October-  There is very little I won’t do for my son, the only responsibility I really still have, outside of self-care.  When he called, in July, and said I was on the list to take part in the ship’s return cruise, from Honolulu to San Diego, I got the paper work done, made flight arrangements to Honolulu, and enjoyed  1 1/2 days in that exquisite city.  Waikiki, Iolani Palace and Pearl Harbor were each every bit as fascinating as others had said.  The cruise itself was 6 1/2 days, and I learned much about day-to-day shipboard life and about the many hues of blue and aquamarine that are visible from the deck.  After a short few days in San Diego and Crystal Cove State Beach, I drove home, exhausted and just wanting to be in Prescott again.

November-  The month was quiet, until  Thanksgiving weekend.  I went back to San Diego, enjoyed the holiday with Aram and a friend, in Julian, and celebrated my 64th, in low-key fashion, visiting La Jolla and enjoying a Korean lunch.

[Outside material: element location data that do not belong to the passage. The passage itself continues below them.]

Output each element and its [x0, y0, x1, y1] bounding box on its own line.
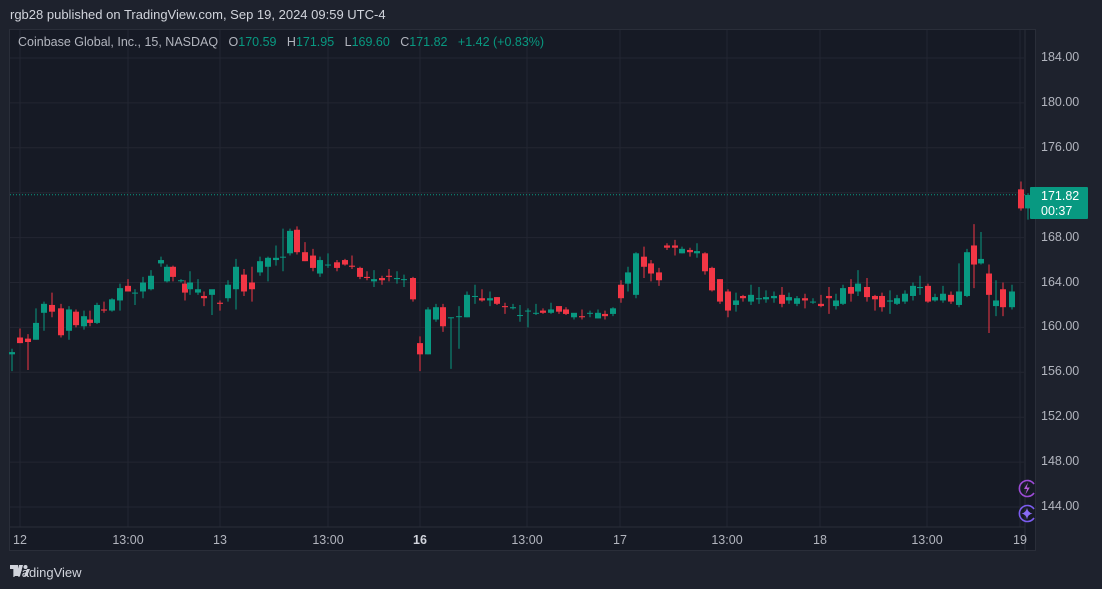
- time-tick: 13:00: [711, 533, 743, 547]
- time-tick: 18: [813, 533, 827, 547]
- bar-countdown: 00:37: [1041, 204, 1073, 218]
- footer-brand[interactable]: TradingView: [10, 565, 82, 580]
- last-price-badge: 171.82 00:37: [1030, 187, 1088, 219]
- tradingview-logo-icon: [10, 565, 30, 576]
- price-tick: 148.00: [1041, 454, 1080, 469]
- open-value: 170.59: [238, 35, 277, 49]
- high-label: H: [286, 35, 296, 49]
- price-tick: 168.00: [1041, 229, 1080, 244]
- time-tick: 13:00: [312, 533, 344, 547]
- high-value: 171.95: [295, 35, 335, 49]
- price-tick: 160.00: [1041, 319, 1080, 334]
- low-value: 169.60: [351, 35, 390, 49]
- time-tick: 13:00: [112, 533, 144, 547]
- lightning-icon[interactable]: [1017, 479, 1036, 498]
- price-tick: 156.00: [1041, 364, 1080, 379]
- price-tick: 184.00: [1041, 50, 1080, 64]
- price-tick: 164.00: [1041, 274, 1080, 289]
- brand-name: TradingView: [10, 565, 82, 580]
- symbol-name: Coinbase Global, Inc., 15, NASDAQ: [18, 35, 219, 49]
- time-tick: 17: [613, 533, 627, 547]
- last-price: 171.82: [1041, 189, 1080, 203]
- close-value: 171.82: [409, 35, 448, 49]
- time-tick: 13:00: [911, 533, 943, 547]
- close-label: C: [400, 35, 410, 49]
- time-tick: 13: [213, 533, 227, 547]
- publish-line: rgb28 published on TradingView.com, Sep …: [10, 7, 386, 22]
- time-tick: 16: [413, 533, 427, 547]
- time-tick: 12: [13, 533, 27, 547]
- change-value: +1.42 (+0.83%): [457, 35, 545, 49]
- price-tick: 144.00: [1041, 499, 1080, 513]
- sparkle-icon[interactable]: [1017, 504, 1036, 523]
- open-label: O: [228, 35, 239, 49]
- symbol-legend: Coinbase Global, Inc., 15, NASDAQ O170.5…: [18, 35, 544, 49]
- price-tick: 152.00: [1041, 409, 1080, 424]
- time-tick: 19: [1013, 533, 1027, 547]
- time-tick: 13:00: [511, 533, 543, 547]
- price-tick: 176.00: [1041, 139, 1080, 154]
- price-tick: 180.00: [1041, 94, 1080, 109]
- low-label: L: [344, 35, 352, 49]
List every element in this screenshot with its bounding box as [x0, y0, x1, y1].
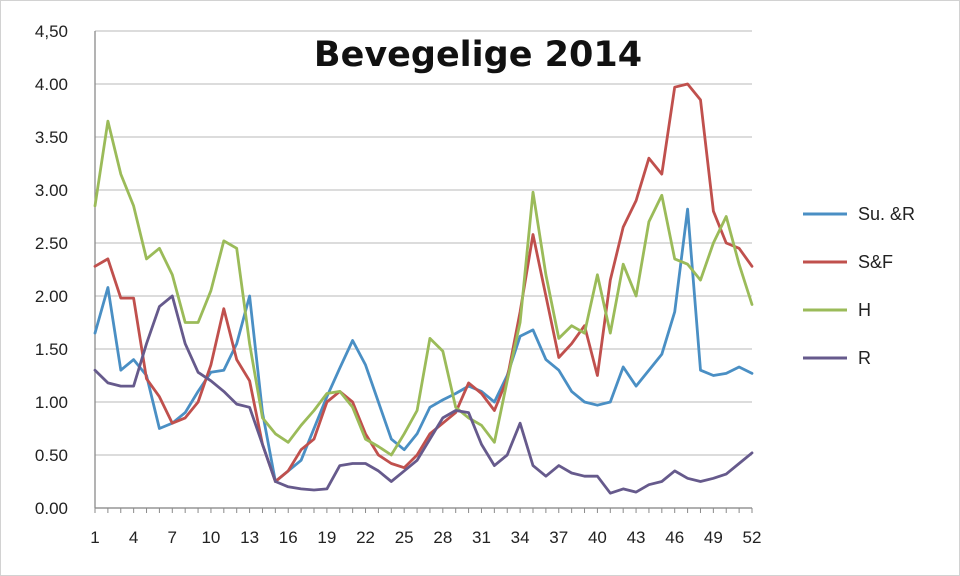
series-line-1	[93, 207, 754, 483]
y-tick-label: 2.00	[35, 287, 68, 306]
y-tick-label: 2.50	[35, 234, 68, 253]
legend-label: R	[858, 348, 871, 368]
legend-label: S&F	[858, 252, 893, 272]
x-tick-label: 1	[90, 528, 99, 547]
x-tick-label: 40	[588, 528, 607, 547]
y-tick-label: 0.00	[35, 499, 68, 518]
gridlines	[95, 30, 752, 509]
y-tick-label: 0.50	[35, 446, 68, 465]
x-tick-label: 28	[433, 528, 452, 547]
y-tick-label: 4.00	[35, 75, 68, 94]
series-line-4	[93, 294, 754, 495]
y-tick-label: 3.50	[35, 128, 68, 147]
x-tick-label: 46	[665, 528, 684, 547]
x-tick-label: 13	[240, 528, 259, 547]
x-axis-ticks: 1 4 7 10 13 16 19 22 25 28 31 34 37 40 43 46 49 52	[90, 508, 761, 547]
x-tick-label: 34	[511, 528, 530, 547]
x-tick-label: 22	[356, 528, 375, 547]
x-tick-label: 7	[168, 528, 177, 547]
x-tick-label: 19	[317, 528, 336, 547]
x-tick-label: 43	[627, 528, 646, 547]
series-line-2	[93, 82, 754, 483]
x-tick-label: 4	[129, 528, 138, 547]
series-lines	[93, 82, 754, 495]
axes	[94, 31, 752, 509]
x-tick-label: 52	[743, 528, 762, 547]
legend-label: H	[858, 300, 871, 320]
series-line-3	[93, 119, 754, 457]
chart-title: Bevegelige 2014	[314, 35, 642, 75]
x-tick-label: 16	[279, 528, 298, 547]
y-tick-label: 1.00	[35, 393, 68, 412]
x-tick-label: 25	[395, 528, 414, 547]
x-tick-label: 10	[201, 528, 220, 547]
y-tick-label: 3.00	[35, 181, 68, 200]
y-tick-label: 4,50	[35, 22, 68, 41]
x-tick-label: 37	[549, 528, 568, 547]
y-tick-label: 1.50	[35, 340, 68, 359]
x-tick-label: 49	[704, 528, 723, 547]
y-axis-ticks: 0.00 0.50 1.00 1.50 2.00 2.50 3.00 3.50 4.00 4,50	[35, 22, 68, 518]
legend-label: Su. &R	[858, 204, 915, 224]
x-tick-label: 31	[472, 528, 491, 547]
legend: Su. &R S&F H R	[803, 204, 915, 368]
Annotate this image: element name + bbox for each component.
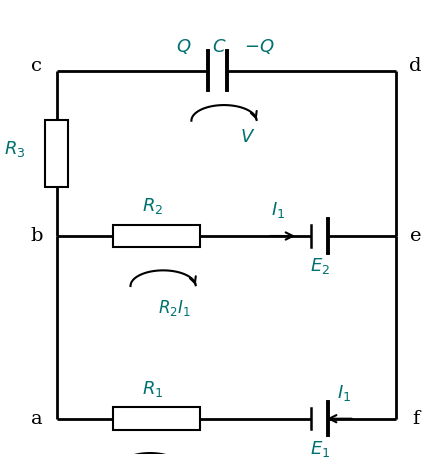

December- Western New Mexico was where Penny and I first met, 34 years ago, in the Pueblo of Zuni.  I had a salubrious visit to some of our old favourite spots:  El Morro National Monument, with ancient Puebloan ruins and petroglyphs/inscriptions of several time periods and Bosque del Apache National Wildlife Refuge, with its myriad sandhill cranes and raptors.  The town of Truth or Consequences, named for a 1940’s and ’50’s radio/TV show, was a lovely revelation.  Its Old Town, centered around the original hot springs resorts, kept me fascinated to the point where my original plan, of visiting the Gila Cliff Dwellings, was put off until another date.  Paying respects to the Apache chief Cochise was accomplished, as was Christmas Eve and Day with some friends who had moved to the Tucson area, from Oklahoma.  The 30th annual Grand Canyon Baha’i Conference was a fitting end to this most filling of years. We got eight inches of snow, on New Year’s Eve.  I rang in the new, by watching Prescott’s midnight fireworks, from my front porch.